15Neither Dr. Lai, nor Dr. Malatesta provide any objective evidence, or any supporting medical explanation that W.P.’s sciatica is significant enough to remove him from the MIG, or that the sciatica is of such a detriment that it would prevent W.P. from achieving maximum medical recovery with the MIG limit.
16W.P. also relies on a letter from Dr. Lai, dated April 4, 2019. Dr. Lai mentions that W.P. has a diagnosis of sciatica, which was worsened by the accident and for which W.P. is prescribed oral anti-inflammatories. There is no indication that Dr. Lai performed any testing, nor did W.P. provide me with or direct me to any medical evidence to support Dr. Lai’s letter.
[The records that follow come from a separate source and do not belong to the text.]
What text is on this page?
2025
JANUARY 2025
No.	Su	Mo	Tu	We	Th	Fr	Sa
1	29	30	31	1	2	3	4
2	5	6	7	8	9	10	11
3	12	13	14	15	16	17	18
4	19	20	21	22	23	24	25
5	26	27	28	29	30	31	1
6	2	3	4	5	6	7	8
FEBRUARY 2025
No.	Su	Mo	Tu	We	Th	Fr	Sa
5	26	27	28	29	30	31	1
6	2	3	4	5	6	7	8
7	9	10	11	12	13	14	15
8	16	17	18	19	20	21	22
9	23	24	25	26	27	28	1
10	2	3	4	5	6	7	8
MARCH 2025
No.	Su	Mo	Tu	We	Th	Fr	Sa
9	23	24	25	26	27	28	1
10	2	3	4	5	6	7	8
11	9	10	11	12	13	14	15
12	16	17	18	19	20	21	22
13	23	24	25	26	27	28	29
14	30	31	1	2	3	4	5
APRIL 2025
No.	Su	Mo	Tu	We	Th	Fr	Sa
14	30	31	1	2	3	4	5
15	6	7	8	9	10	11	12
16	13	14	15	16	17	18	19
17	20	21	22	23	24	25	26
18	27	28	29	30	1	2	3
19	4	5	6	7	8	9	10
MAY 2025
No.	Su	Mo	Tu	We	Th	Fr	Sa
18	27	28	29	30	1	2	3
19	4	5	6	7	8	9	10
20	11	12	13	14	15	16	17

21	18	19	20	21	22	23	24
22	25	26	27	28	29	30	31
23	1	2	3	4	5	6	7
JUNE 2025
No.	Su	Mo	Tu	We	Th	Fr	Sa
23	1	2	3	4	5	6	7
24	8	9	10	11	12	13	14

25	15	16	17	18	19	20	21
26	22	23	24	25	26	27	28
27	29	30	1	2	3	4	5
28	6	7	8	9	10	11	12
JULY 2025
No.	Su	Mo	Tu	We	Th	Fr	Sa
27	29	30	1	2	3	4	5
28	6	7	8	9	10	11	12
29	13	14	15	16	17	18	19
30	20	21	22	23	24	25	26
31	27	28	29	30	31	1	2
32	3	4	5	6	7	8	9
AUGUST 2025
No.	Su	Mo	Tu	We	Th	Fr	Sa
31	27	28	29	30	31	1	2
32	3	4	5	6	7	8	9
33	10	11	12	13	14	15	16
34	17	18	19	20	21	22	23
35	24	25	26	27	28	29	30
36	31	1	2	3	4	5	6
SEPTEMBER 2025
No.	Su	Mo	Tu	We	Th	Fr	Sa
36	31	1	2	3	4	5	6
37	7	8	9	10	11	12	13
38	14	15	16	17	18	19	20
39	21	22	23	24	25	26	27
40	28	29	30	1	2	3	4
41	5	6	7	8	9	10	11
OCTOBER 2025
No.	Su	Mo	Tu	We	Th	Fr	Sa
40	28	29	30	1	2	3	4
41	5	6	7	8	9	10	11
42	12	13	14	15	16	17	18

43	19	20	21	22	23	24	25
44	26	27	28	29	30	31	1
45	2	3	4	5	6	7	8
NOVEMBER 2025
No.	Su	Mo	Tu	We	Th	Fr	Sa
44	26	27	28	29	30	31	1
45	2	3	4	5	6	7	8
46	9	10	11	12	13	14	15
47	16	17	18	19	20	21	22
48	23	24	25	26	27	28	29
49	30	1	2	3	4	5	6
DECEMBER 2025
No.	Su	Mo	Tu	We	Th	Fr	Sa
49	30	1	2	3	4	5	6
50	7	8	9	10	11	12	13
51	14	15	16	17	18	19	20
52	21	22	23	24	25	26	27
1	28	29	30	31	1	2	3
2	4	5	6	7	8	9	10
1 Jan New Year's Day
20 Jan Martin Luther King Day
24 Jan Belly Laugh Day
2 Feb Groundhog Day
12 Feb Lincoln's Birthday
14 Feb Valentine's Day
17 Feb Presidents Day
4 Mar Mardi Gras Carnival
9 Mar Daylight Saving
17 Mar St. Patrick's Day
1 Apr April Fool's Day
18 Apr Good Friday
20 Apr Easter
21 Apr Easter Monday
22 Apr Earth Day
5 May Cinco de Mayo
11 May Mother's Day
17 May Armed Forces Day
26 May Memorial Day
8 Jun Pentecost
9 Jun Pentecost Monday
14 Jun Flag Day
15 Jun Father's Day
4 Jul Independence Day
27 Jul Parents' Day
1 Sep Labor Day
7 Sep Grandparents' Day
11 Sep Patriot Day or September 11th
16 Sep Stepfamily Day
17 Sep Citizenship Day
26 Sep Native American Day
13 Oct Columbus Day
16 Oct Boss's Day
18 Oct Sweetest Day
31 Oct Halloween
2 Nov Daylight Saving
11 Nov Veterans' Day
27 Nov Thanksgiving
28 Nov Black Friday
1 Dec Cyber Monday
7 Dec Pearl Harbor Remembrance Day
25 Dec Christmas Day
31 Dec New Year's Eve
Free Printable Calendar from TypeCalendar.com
17This evidence does not support that W.P. should be removed from the MIG. In addition, a treatment plan, without any supportive persuasive evidence is not enough to establish that a treatment plan is reasonable or necessary.
18To conclude, I find that W.P. has submitted no evidence from Drs. Lai or Malatesta or any other medical evidence which establish that his physical injuries are anything but predominantly “minor”.
19Because I conclude that W.P. has not met the onus on him to show that he suffered physical injuries that are not considered to be minor as a result of the accident, I find the claimed treatment plans are not reasonable and necessary.
CONCLUSION
20W.P. has not satisfied his onus to establish that his physical injuries are not predominantly minor.
21W.P. is not entitled to the treatment plans, or interest.
Released: October 4, 2019
Derek Grant
Adjudicator
Footnotes
- O. Reg. 34/10.
- Minor Injury Guideline, Superintendent’s Guideline 01/14, issued pursuant to s. 268.3 (1.1) of the Insurance Act.
- Scarlett v. Belair, 2015 ONSC 3635 para.24
- Disability Certificate (OCF-3) dated June 13, 2017 by Dr. Michael Malatesta, Chiropractor
- Reference to Part 6 of the OCF-3 being the ‘Diability Tests and Information’ section of the form.